The Chinese Ambassador to Australia Cheng Jingye has threatened to boycott the consumption of Australian products, including wine, if Canberra insists on investigating the origin of the coronavirus pandemic.

Cheng, who has warned of the consequences for the country if it continues to insist on opening an investigation into the virus, said that “Chinese society is frustrated and disappointed by what Australia is doing.”

“If this is going to get worse, people are going to consider whether it is worth going to a country that is not as friendly to China as it seems,” he said before warning that “tourists may think twice.”

Thus, during an interview with the newspaper ‘The Australian Financial Review’ he pointed out that everything depends on people. “They may wonder why they should drink Australian wine or eat its meat,” he said.

His words come after Australian Prime Minister Scott Morrison came out in favour of opening an independent international investigation into the origin of the coronavirus in China and the initial response to the giant’s health emergency. Asian.

For her part, Australian Foreign Minister Marise Payne has asserted that this is not a time for threats but for “cooperation” worldwide, as reported by the newspaper ‘The Sydney Morning Herald’.

In this sense, he has said that the Government rejects “any suggestion of economic coercion, which it considers an inappropriate response when what is needed is global cooperation.”

“Australia has called for an independent investigation into the Covid-19 outbreak, an unprecedented crisis that has severe consequences on health, the economy and society,” he said.

Both China and the World Health Organization (WHO) are under great scrutiny by the international community for their management of the coronavirus pandemic, which has already left more than 171,000 dead and nearly 2.5 million cases around the world.

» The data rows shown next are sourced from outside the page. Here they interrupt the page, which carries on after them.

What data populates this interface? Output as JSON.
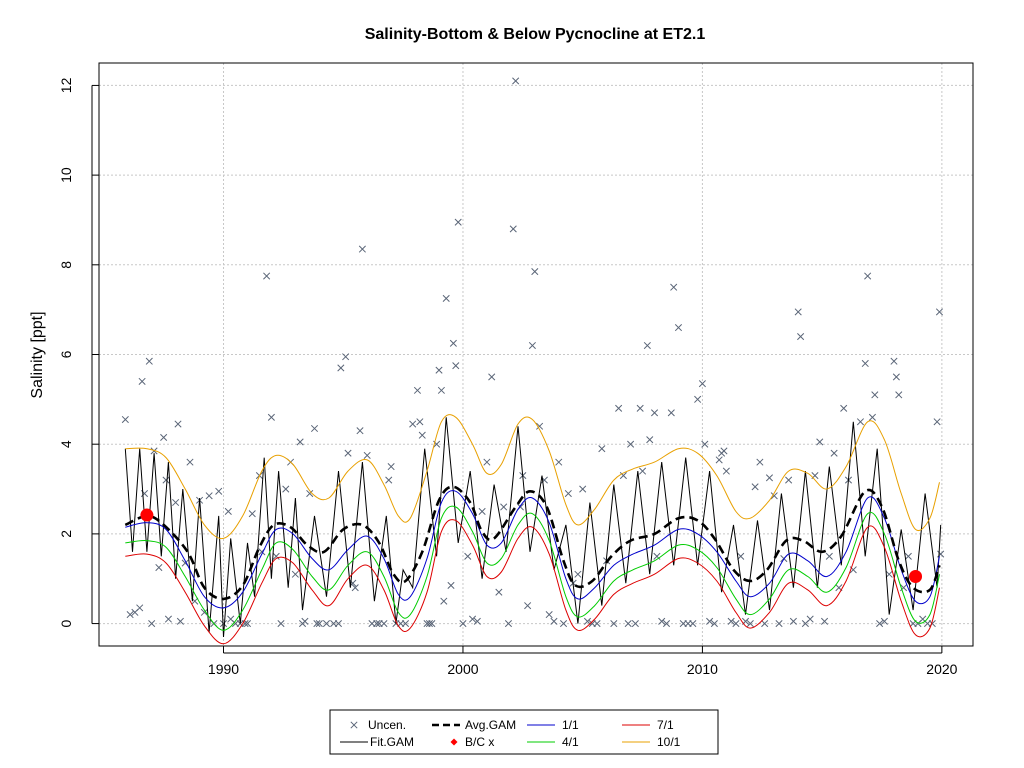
{
  "chart_data": {
    "type": "line",
    "title": "Salinity-Bottom & Below Pycnocline at ET2.1",
    "xlabel": "",
    "ylabel": "Salinity [ppt]",
    "xlim": [
      1984.8,
      2021.3
    ],
    "ylim": [
      -0.5,
      12.5
    ],
    "x_ticks": [
      "1990",
      "2000",
      "2010",
      "2020"
    ],
    "y_ticks": [
      "0",
      "2",
      "4",
      "6",
      "8",
      "10",
      "12"
    ],
    "grid": true,
    "legend_position": "bottom",
    "legend": [
      {
        "label": "Uncen.",
        "symbol": "x",
        "color": "#5a6577"
      },
      {
        "label": "Fit.GAM",
        "symbol": "line",
        "color": "#000000"
      },
      {
        "label": "Avg.GAM",
        "symbol": "dashed",
        "color": "#000000"
      },
      {
        "label": "B/C x",
        "symbol": "diamond",
        "color": "#ff0000"
      },
      {
        "label": "1/1",
        "symbol": "line",
        "color": "#0000cc"
      },
      {
        "label": "4/1",
        "symbol": "line",
        "color": "#00cc00"
      },
      {
        "label": "7/1",
        "symbol": "line",
        "color": "#dd0000"
      },
      {
        "label": "10/1",
        "symbol": "line",
        "color": "#e8a000"
      }
    ],
    "avg_gam": {
      "x": [
        1985.9,
        1986.8,
        1987.5,
        1988.5,
        1989.2,
        1990.0,
        1990.8,
        1991.5,
        1992.1,
        1992.8,
        1993.5,
        1994.2,
        1995.0,
        1995.8,
        1996.5,
        1997.1,
        1997.6,
        1998.3,
        1999.0,
        1999.6,
        2000.3,
        2000.8,
        2001.3,
        2002.2,
        2002.8,
        2003.5,
        2004.2,
        2004.7,
        2005.4,
        2006.2,
        2007.0,
        2008.0,
        2009.0,
        2009.8,
        2010.5,
        2011.3,
        2012.0,
        2012.7,
        2013.5,
        2014.2,
        2015.0,
        2015.8,
        2016.8,
        2017.5,
        2018.2,
        2018.8,
        2019.5,
        2019.9
      ],
      "y": [
        2.2,
        2.4,
        2.2,
        1.6,
        0.8,
        0.55,
        0.85,
        1.7,
        2.2,
        2.15,
        1.75,
        1.6,
        2.1,
        2.2,
        1.8,
        1.1,
        0.95,
        1.6,
        2.75,
        3.05,
        2.7,
        2.05,
        1.9,
        2.6,
        2.95,
        2.6,
        1.4,
        0.85,
        0.95,
        1.5,
        1.85,
        2.0,
        2.35,
        2.3,
        1.9,
        1.2,
        0.95,
        1.2,
        1.85,
        1.85,
        1.6,
        1.95,
        2.95,
        2.6,
        1.4,
        0.8,
        0.75,
        1.3
      ]
    },
    "fit_gam": {
      "x": [
        1985.9,
        1986.2,
        1986.5,
        1986.8,
        1987.1,
        1987.4,
        1987.7,
        1988.0,
        1988.3,
        1988.7,
        1989.0,
        1989.4,
        1989.8,
        1990.0,
        1990.3,
        1990.7,
        1991.0,
        1991.3,
        1991.7,
        1992.0,
        1992.3,
        1992.7,
        1993.0,
        1993.3,
        1993.8,
        1994.3,
        1994.8,
        1995.3,
        1995.8,
        1996.3,
        1996.8,
        1997.2,
        1997.5,
        1997.9,
        1998.4,
        1998.9,
        1999.3,
        1999.8,
        2000.3,
        2000.8,
        2001.3,
        2001.8,
        2002.3,
        2002.8,
        2003.3,
        2003.8,
        2004.3,
        2004.8,
        2005.3,
        2005.8,
        2006.3,
        2006.8,
        2007.3,
        2007.8,
        2008.3,
        2008.8,
        2009.3,
        2009.8,
        2010.3,
        2010.8,
        2011.3,
        2011.8,
        2012.3,
        2012.8,
        2013.3,
        2013.8,
        2014.3,
        2014.8,
        2015.3,
        2015.8,
        2016.3,
        2016.8,
        2017.3,
        2017.8,
        2018.3,
        2018.8,
        2019.3,
        2019.8,
        2019.95
      ],
      "y": [
        3.9,
        1.6,
        3.9,
        1.6,
        3.8,
        1.5,
        3.6,
        1.0,
        3.0,
        0.5,
        2.8,
        -0.2,
        2.4,
        -0.3,
        1.9,
        0.0,
        1.8,
        0.6,
        3.7,
        1.0,
        3.4,
        0.8,
        2.8,
        0.3,
        2.4,
        0.6,
        3.4,
        0.8,
        3.6,
        0.5,
        2.4,
        0.0,
        1.2,
        0.8,
        3.9,
        1.5,
        4.6,
        1.8,
        3.4,
        1.0,
        3.1,
        1.6,
        4.4,
        1.6,
        3.3,
        1.2,
        2.2,
        0.0,
        2.7,
        0.4,
        3.1,
        0.9,
        3.4,
        1.1,
        3.6,
        1.3,
        3.7,
        1.3,
        3.4,
        0.7,
        2.2,
        0.2,
        2.3,
        0.3,
        2.9,
        0.8,
        3.4,
        0.8,
        3.5,
        1.3,
        4.5,
        1.5,
        3.9,
        0.2,
        2.1,
        0.3,
        2.9,
        0.8,
        2.2
      ]
    },
    "series_1_1": {
      "x": [
        1985.9,
        1986.8,
        1987.6,
        1988.4,
        1989.2,
        1990.0,
        1990.8,
        1991.6,
        1992.2,
        1992.9,
        1993.7,
        1994.4,
        1995.2,
        1996.0,
        1996.7,
        1997.3,
        1997.8,
        1998.5,
        1999.1,
        1999.7,
        2000.4,
        2001.0,
        2001.6,
        2002.3,
        2002.9,
        2003.6,
        2004.3,
        2004.8,
        2005.5,
        2006.3,
        2007.1,
        2008.0,
        2009.0,
        2009.8,
        2010.6,
        2011.4,
        2012.0,
        2012.8,
        2013.6,
        2014.4,
        2015.2,
        2016.0,
        2016.9,
        2017.6,
        2018.3,
        2018.9,
        2019.5,
        2019.9
      ],
      "y": [
        2.15,
        2.25,
        2.1,
        1.4,
        0.6,
        0.35,
        0.7,
        1.55,
        2.1,
        2.0,
        1.45,
        1.2,
        1.65,
        1.95,
        1.45,
        0.65,
        0.6,
        1.45,
        2.7,
        2.95,
        2.45,
        1.75,
        1.8,
        2.55,
        2.8,
        2.25,
        1.0,
        0.55,
        0.8,
        1.3,
        1.55,
        1.75,
        2.1,
        2.0,
        1.6,
        0.95,
        0.6,
        0.9,
        1.55,
        1.4,
        1.05,
        1.6,
        2.8,
        2.35,
        1.2,
        0.5,
        0.6,
        1.5
      ]
    },
    "series_4_1": {
      "x": [
        1985.9,
        1986.8,
        1987.6,
        1988.4,
        1989.2,
        1990.0,
        1990.8,
        1991.6,
        1992.2,
        1992.9,
        1993.7,
        1994.4,
        1995.2,
        1996.0,
        1996.7,
        1997.3,
        1997.8,
        1998.5,
        1999.1,
        1999.7,
        2000.4,
        2001.0,
        2001.6,
        2002.3,
        2002.9,
        2003.6,
        2004.3,
        2004.8,
        2005.5,
        2006.3,
        2007.1,
        2008.0,
        2009.0,
        2009.8,
        2010.6,
        2011.4,
        2012.0,
        2012.8,
        2013.6,
        2014.4,
        2015.2,
        2016.0,
        2016.9,
        2017.6,
        2018.3,
        2018.9,
        2019.5,
        2019.9
      ],
      "y": [
        1.8,
        1.85,
        1.7,
        1.05,
        0.3,
        -0.15,
        0.3,
        1.2,
        1.8,
        1.65,
        1.05,
        0.75,
        1.3,
        1.6,
        1.05,
        0.25,
        0.2,
        1.05,
        2.35,
        2.6,
        2.05,
        1.35,
        1.45,
        2.2,
        2.45,
        1.85,
        0.6,
        0.15,
        0.4,
        0.95,
        1.2,
        1.4,
        1.75,
        1.65,
        1.25,
        0.55,
        0.2,
        0.55,
        1.2,
        1.05,
        0.7,
        1.25,
        2.45,
        2.0,
        0.8,
        0.05,
        0.2,
        1.1
      ]
    },
    "series_7_1": {
      "x": [
        1985.9,
        1986.8,
        1987.6,
        1988.4,
        1989.2,
        1990.0,
        1990.8,
        1991.6,
        1992.2,
        1992.9,
        1993.7,
        1994.4,
        1995.2,
        1996.0,
        1996.7,
        1997.3,
        1997.8,
        1998.5,
        1999.1,
        1999.7,
        2000.4,
        2001.0,
        2001.6,
        2002.3,
        2002.9,
        2003.6,
        2004.3,
        2004.8,
        2005.5,
        2006.3,
        2007.1,
        2008.0,
        2009.0,
        2009.8,
        2010.6,
        2011.4,
        2012.0,
        2012.8,
        2013.6,
        2014.4,
        2015.2,
        2016.0,
        2016.9,
        2017.6,
        2018.3,
        2018.9,
        2019.5,
        2019.9
      ],
      "y": [
        1.5,
        1.55,
        1.35,
        0.7,
        -0.05,
        -0.45,
        0.0,
        0.9,
        1.45,
        1.35,
        0.75,
        0.4,
        1.0,
        1.3,
        0.75,
        -0.05,
        -0.1,
        0.7,
        2.05,
        2.3,
        1.75,
        1.05,
        1.15,
        1.9,
        2.15,
        1.55,
        0.3,
        -0.15,
        0.1,
        0.65,
        0.9,
        1.1,
        1.45,
        1.35,
        0.95,
        0.25,
        -0.1,
        0.25,
        0.9,
        0.75,
        0.4,
        0.95,
        2.15,
        1.7,
        0.5,
        -0.25,
        -0.1,
        0.8
      ]
    },
    "series_10_1": {
      "x": [
        1985.9,
        1986.8,
        1987.6,
        1988.4,
        1989.2,
        1990.0,
        1990.8,
        1991.6,
        1992.2,
        1992.9,
        1993.7,
        1994.4,
        1995.2,
        1996.0,
        1996.7,
        1997.3,
        1997.8,
        1998.5,
        1999.1,
        1999.7,
        2000.4,
        2001.0,
        2001.6,
        2002.3,
        2002.9,
        2003.6,
        2004.3,
        2004.8,
        2005.5,
        2006.3,
        2007.1,
        2008.0,
        2009.0,
        2009.8,
        2010.6,
        2011.4,
        2012.0,
        2012.8,
        2013.6,
        2014.4,
        2015.2,
        2016.0,
        2016.9,
        2017.6,
        2018.3,
        2018.9,
        2019.5,
        2019.9
      ],
      "y": [
        3.9,
        3.9,
        3.7,
        3.0,
        2.2,
        1.9,
        2.4,
        3.4,
        3.75,
        3.55,
        2.9,
        2.8,
        3.4,
        3.65,
        3.1,
        2.4,
        2.35,
        3.4,
        4.5,
        4.6,
        4.0,
        3.35,
        3.55,
        4.45,
        4.55,
        3.85,
        2.65,
        2.2,
        2.55,
        3.2,
        3.45,
        3.6,
        3.9,
        3.8,
        3.3,
        2.5,
        2.35,
        2.75,
        3.4,
        3.35,
        3.0,
        3.5,
        4.5,
        4.1,
        2.9,
        2.1,
        2.35,
        3.15
      ]
    },
    "bc_points": [
      {
        "x": 1986.8,
        "y": 2.42
      },
      {
        "x": 2018.9,
        "y": 1.05
      }
    ],
    "uncensored_points": [
      [
        1985.9,
        4.55
      ],
      [
        1986.1,
        0.2
      ],
      [
        1986.3,
        0.25
      ],
      [
        1986.5,
        0.35
      ],
      [
        1986.6,
        5.4
      ],
      [
        1986.7,
        2.9
      ],
      [
        1986.9,
        5.85
      ],
      [
        1987.0,
        0.0
      ],
      [
        1987.1,
        3.85
      ],
      [
        1987.3,
        1.25
      ],
      [
        1987.5,
        4.15
      ],
      [
        1987.6,
        3.2
      ],
      [
        1987.7,
        0.1
      ],
      [
        1988.0,
        2.7
      ],
      [
        1988.1,
        4.45
      ],
      [
        1988.2,
        0.05
      ],
      [
        1988.4,
        1.35
      ],
      [
        1988.6,
        3.6
      ],
      [
        1988.8,
        0.5
      ],
      [
        1989.0,
        2.75
      ],
      [
        1989.2,
        0.25
      ],
      [
        1989.4,
        2.85
      ],
      [
        1989.6,
        0.0
      ],
      [
        1989.8,
        2.95
      ],
      [
        1990.0,
        0.0
      ],
      [
        1990.2,
        2.5
      ],
      [
        1990.3,
        0.1
      ],
      [
        1990.5,
        0.0
      ],
      [
        1990.7,
        0.0
      ],
      [
        1990.9,
        0.0
      ],
      [
        1991.0,
        0.0
      ],
      [
        1991.2,
        2.45
      ],
      [
        1991.5,
        3.3
      ],
      [
        1991.6,
        1.6
      ],
      [
        1991.8,
        7.75
      ],
      [
        1992.0,
        4.6
      ],
      [
        1992.2,
        1.5
      ],
      [
        1992.4,
        0.0
      ],
      [
        1992.6,
        3.0
      ],
      [
        1992.8,
        3.6
      ],
      [
        1993.0,
        1.1
      ],
      [
        1993.2,
        4.05
      ],
      [
        1993.3,
        0.0
      ],
      [
        1993.4,
        0.05
      ],
      [
        1993.6,
        2.9
      ],
      [
        1993.8,
        4.35
      ],
      [
        1993.9,
        0.0
      ],
      [
        1994.0,
        0.0
      ],
      [
        1994.3,
        0.0
      ],
      [
        1994.6,
        0.0
      ],
      [
        1994.8,
        0.0
      ],
      [
        1994.9,
        5.7
      ],
      [
        1995.1,
        5.95
      ],
      [
        1995.2,
        3.8
      ],
      [
        1995.4,
        0.9
      ],
      [
        1995.5,
        0.8
      ],
      [
        1995.7,
        4.3
      ],
      [
        1995.8,
        8.35
      ],
      [
        1996.0,
        3.75
      ],
      [
        1996.2,
        0.0
      ],
      [
        1996.4,
        0.0
      ],
      [
        1996.5,
        0.0
      ],
      [
        1996.7,
        0.0
      ],
      [
        1996.9,
        3.2
      ],
      [
        1997.0,
        3.5
      ],
      [
        1997.2,
        0.0
      ],
      [
        1997.4,
        0.0
      ],
      [
        1997.6,
        0.0
      ],
      [
        1997.9,
        4.45
      ],
      [
        1998.1,
        5.2
      ],
      [
        1998.2,
        4.5
      ],
      [
        1998.3,
        4.2
      ],
      [
        1998.5,
        0.0
      ],
      [
        1998.6,
        0.0
      ],
      [
        1998.7,
        0.0
      ],
      [
        1998.9,
        4.0
      ],
      [
        1999.0,
        5.65
      ],
      [
        1999.1,
        5.2
      ],
      [
        1999.2,
        0.5
      ],
      [
        1999.3,
        7.25
      ],
      [
        1999.5,
        0.85
      ],
      [
        1999.6,
        6.25
      ],
      [
        1999.7,
        5.75
      ],
      [
        1999.8,
        8.95
      ],
      [
        2000.0,
        0.0
      ],
      [
        2000.2,
        1.5
      ],
      [
        2000.4,
        0.1
      ],
      [
        2000.6,
        0.05
      ],
      [
        2000.8,
        2.5
      ],
      [
        2001.0,
        3.6
      ],
      [
        2001.2,
        5.5
      ],
      [
        2001.5,
        0.7
      ],
      [
        2001.7,
        2.6
      ],
      [
        2001.9,
        0.0
      ],
      [
        2002.1,
        8.8
      ],
      [
        2002.2,
        12.1
      ],
      [
        2002.4,
        2.6
      ],
      [
        2002.5,
        3.3
      ],
      [
        2002.7,
        0.4
      ],
      [
        2002.9,
        6.2
      ],
      [
        2003.0,
        7.85
      ],
      [
        2003.2,
        4.4
      ],
      [
        2003.4,
        3.2
      ],
      [
        2003.6,
        0.2
      ],
      [
        2003.8,
        0.05
      ],
      [
        2004.0,
        3.6
      ],
      [
        2004.2,
        0.0
      ],
      [
        2004.4,
        2.9
      ],
      [
        2004.6,
        0.9
      ],
      [
        2004.8,
        1.1
      ],
      [
        2005.0,
        3.0
      ],
      [
        2005.2,
        0.05
      ],
      [
        2005.4,
        0.0
      ],
      [
        2005.6,
        0.0
      ],
      [
        2005.8,
        3.9
      ],
      [
        2006.0,
        1.4
      ],
      [
        2006.3,
        0.0
      ],
      [
        2006.5,
        4.8
      ],
      [
        2006.7,
        3.3
      ],
      [
        2006.9,
        0.0
      ],
      [
        2007.0,
        4.0
      ],
      [
        2007.2,
        0.0
      ],
      [
        2007.4,
        4.8
      ],
      [
        2007.5,
        3.4
      ],
      [
        2007.7,
        6.2
      ],
      [
        2007.8,
        4.1
      ],
      [
        2008.0,
        4.7
      ],
      [
        2008.1,
        1.5
      ],
      [
        2008.3,
        0.05
      ],
      [
        2008.5,
        0.0
      ],
      [
        2008.7,
        4.7
      ],
      [
        2008.8,
        7.5
      ],
      [
        2009.0,
        6.6
      ],
      [
        2009.2,
        0.0
      ],
      [
        2009.4,
        0.0
      ],
      [
        2009.6,
        0.0
      ],
      [
        2009.8,
        5.0
      ],
      [
        2010.0,
        5.35
      ],
      [
        2010.1,
        4.0
      ],
      [
        2010.3,
        0.05
      ],
      [
        2010.5,
        0.0
      ],
      [
        2010.7,
        3.65
      ],
      [
        2010.8,
        3.8
      ],
      [
        2010.9,
        3.85
      ],
      [
        2011.0,
        3.4
      ],
      [
        2011.2,
        0.05
      ],
      [
        2011.4,
        0.0
      ],
      [
        2011.6,
        1.5
      ],
      [
        2011.8,
        0.05
      ],
      [
        2012.0,
        0.0
      ],
      [
        2012.2,
        3.05
      ],
      [
        2012.4,
        3.6
      ],
      [
        2012.6,
        0.0
      ],
      [
        2012.8,
        3.25
      ],
      [
        2013.0,
        2.85
      ],
      [
        2013.2,
        0.0
      ],
      [
        2013.4,
        1.45
      ],
      [
        2013.6,
        3.2
      ],
      [
        2013.8,
        0.05
      ],
      [
        2014.0,
        6.95
      ],
      [
        2014.1,
        6.4
      ],
      [
        2014.3,
        0.0
      ],
      [
        2014.5,
        0.1
      ],
      [
        2014.7,
        3.3
      ],
      [
        2014.9,
        4.05
      ],
      [
        2015.1,
        0.05
      ],
      [
        2015.3,
        1.5
      ],
      [
        2015.5,
        3.8
      ],
      [
        2015.7,
        0.8
      ],
      [
        2015.9,
        4.8
      ],
      [
        2016.1,
        3.2
      ],
      [
        2016.3,
        1.2
      ],
      [
        2016.6,
        4.5
      ],
      [
        2016.8,
        5.8
      ],
      [
        2016.9,
        7.75
      ],
      [
        2017.1,
        4.6
      ],
      [
        2017.2,
        5.1
      ],
      [
        2017.4,
        0.0
      ],
      [
        2017.6,
        0.05
      ],
      [
        2017.8,
        1.1
      ],
      [
        2018.0,
        5.85
      ],
      [
        2018.1,
        5.5
      ],
      [
        2018.2,
        5.1
      ],
      [
        2018.4,
        0.8
      ],
      [
        2018.6,
        1.5
      ],
      [
        2018.8,
        0.0
      ],
      [
        2019.0,
        0.0
      ],
      [
        2019.2,
        0.1
      ],
      [
        2019.4,
        0.0
      ],
      [
        2019.6,
        0.0
      ],
      [
        2019.8,
        4.5
      ],
      [
        2019.9,
        6.95
      ],
      [
        2019.95,
        1.55
      ]
    ]
  }
}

The President of the United States, Donald Trump, announced in mid-April the suspension of the funds destined to the organization, which he has accused of “defending the actions of the Chinese Government” and helping “to hide the danger and the extent that it could have the outbreak.”

Countries such as France, Germany and the United Kingdom have already joined the doubts about the management of the crisis by China and have put on the table the possibility of carrying out a research of such magnitude. China, for its part, has rejected the criticism.